Drawing on interviews with marijuana growers, sellers, investors, and would-be brokers, Regan reveals the opportunities and drawbacks presented by the gray-area legal status of cannabis.
From suburban moms supplementing their incomes to Mexican drug gangs, FBI raids to legalization in Portugal, gourmet cannabis cafes to businesses making money on seeds, manuals, and gardening equipment, Regan shows just how this industry is booming and what it means for the affected communities and economies.
Of course, with illegal marijuana consumption dwarfing medical cannabis use, Regan takes a close look at the domestic and international weed-smuggling trade and its many costs, from gang violence and big profits for drug cartels to billions of lost dollars in potential tax revenues and the potential positive effect of legalization to local economies across the U.S.
Joint Ventures by Trish Regan, John Wiley & Sons Inc. [2011], $25.95

Drink Spirits

Last Call: The Rise and Fall of Prohibition by former New York Times and Life editor Daniel Okrent serves up the 13-year history of alcohol prohibition in the United States with scholarly authority and entertaining writing.
It doesn’t take a genius to draw parallels between alcohol prohibition’s end in 1933 and the upcoming end of cannabis prohibition, which makes Last Call eminently worthwhile reading for the serious cannabis activist.
The book also sheds light on some aspects of American political history that sound way too much like current news, including the uses of hypocrisy and cynicism and the power of passionate prohibitionist minorities to force their will on the rest of us.
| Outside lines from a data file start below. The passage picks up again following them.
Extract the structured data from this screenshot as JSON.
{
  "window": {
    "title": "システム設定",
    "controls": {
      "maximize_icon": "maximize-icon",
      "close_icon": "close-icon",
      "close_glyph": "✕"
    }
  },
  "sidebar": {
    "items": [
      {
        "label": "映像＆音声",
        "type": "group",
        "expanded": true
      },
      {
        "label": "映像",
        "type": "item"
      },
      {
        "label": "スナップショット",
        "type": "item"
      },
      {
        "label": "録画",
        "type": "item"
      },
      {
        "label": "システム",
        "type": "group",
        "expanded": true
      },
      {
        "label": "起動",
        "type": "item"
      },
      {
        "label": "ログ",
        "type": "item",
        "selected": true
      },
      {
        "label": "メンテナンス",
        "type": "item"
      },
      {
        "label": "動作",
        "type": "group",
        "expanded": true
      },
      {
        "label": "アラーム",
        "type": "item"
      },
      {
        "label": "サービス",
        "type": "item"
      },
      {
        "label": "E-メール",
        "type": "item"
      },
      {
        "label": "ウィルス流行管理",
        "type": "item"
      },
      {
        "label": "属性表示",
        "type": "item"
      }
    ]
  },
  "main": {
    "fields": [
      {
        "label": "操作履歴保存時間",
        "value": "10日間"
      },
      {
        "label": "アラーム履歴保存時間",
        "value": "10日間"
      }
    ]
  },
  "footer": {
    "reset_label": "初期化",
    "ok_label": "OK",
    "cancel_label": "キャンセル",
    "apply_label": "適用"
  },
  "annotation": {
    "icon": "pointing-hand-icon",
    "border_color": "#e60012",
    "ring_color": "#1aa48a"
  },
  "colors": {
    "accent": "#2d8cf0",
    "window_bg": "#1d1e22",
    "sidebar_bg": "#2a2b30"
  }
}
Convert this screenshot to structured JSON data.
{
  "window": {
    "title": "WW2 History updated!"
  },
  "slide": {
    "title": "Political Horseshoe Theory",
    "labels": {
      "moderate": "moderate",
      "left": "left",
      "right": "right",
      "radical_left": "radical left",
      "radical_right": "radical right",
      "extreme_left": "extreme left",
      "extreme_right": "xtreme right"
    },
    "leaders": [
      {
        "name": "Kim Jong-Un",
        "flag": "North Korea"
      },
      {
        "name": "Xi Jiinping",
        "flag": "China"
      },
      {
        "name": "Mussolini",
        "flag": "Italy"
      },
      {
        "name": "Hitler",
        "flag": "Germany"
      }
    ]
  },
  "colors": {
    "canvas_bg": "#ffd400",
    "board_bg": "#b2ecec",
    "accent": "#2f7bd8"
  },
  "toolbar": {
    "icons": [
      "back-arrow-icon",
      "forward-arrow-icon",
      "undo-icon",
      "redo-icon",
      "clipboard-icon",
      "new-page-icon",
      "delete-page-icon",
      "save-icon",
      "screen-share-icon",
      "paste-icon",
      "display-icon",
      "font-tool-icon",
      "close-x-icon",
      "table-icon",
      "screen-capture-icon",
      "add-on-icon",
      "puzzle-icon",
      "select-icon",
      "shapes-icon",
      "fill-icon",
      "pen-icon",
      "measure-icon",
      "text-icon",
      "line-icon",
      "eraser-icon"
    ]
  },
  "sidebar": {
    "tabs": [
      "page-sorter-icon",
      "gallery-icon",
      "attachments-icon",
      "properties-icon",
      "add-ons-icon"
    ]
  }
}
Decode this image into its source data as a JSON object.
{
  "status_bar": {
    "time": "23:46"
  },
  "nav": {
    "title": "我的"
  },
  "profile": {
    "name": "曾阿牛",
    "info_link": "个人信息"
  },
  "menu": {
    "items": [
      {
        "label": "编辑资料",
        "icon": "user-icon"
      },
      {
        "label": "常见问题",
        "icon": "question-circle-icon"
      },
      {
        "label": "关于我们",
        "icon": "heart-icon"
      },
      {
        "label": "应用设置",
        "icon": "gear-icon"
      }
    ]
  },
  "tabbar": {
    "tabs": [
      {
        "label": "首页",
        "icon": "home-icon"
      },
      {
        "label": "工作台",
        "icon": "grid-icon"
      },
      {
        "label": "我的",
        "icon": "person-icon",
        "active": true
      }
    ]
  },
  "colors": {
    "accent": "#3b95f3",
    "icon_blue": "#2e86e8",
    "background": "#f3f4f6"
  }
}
In covering perhaps one of the biggest legal missteps in American history, the book shows an impressive command of the material and a clear, sweeping, detailed and very readable account of alcohol Prohibition. If
all history books were this well-written, we’d have more historians.
How did such an unprecedented degree of governmental overreach and interference in the private lives of Americans change the country forever? What about the impact of the bootlegging culture, through which citizens went to remarkably creative lengths to smuggle, sell, conceal, and imbibe their favorite intoxicants?
If this sounds like required reading if you want to be ready for the future, then we’re in agreement on this book.
Last Call by Daniel Okrent, Simon and Shuster [2010], $30.00.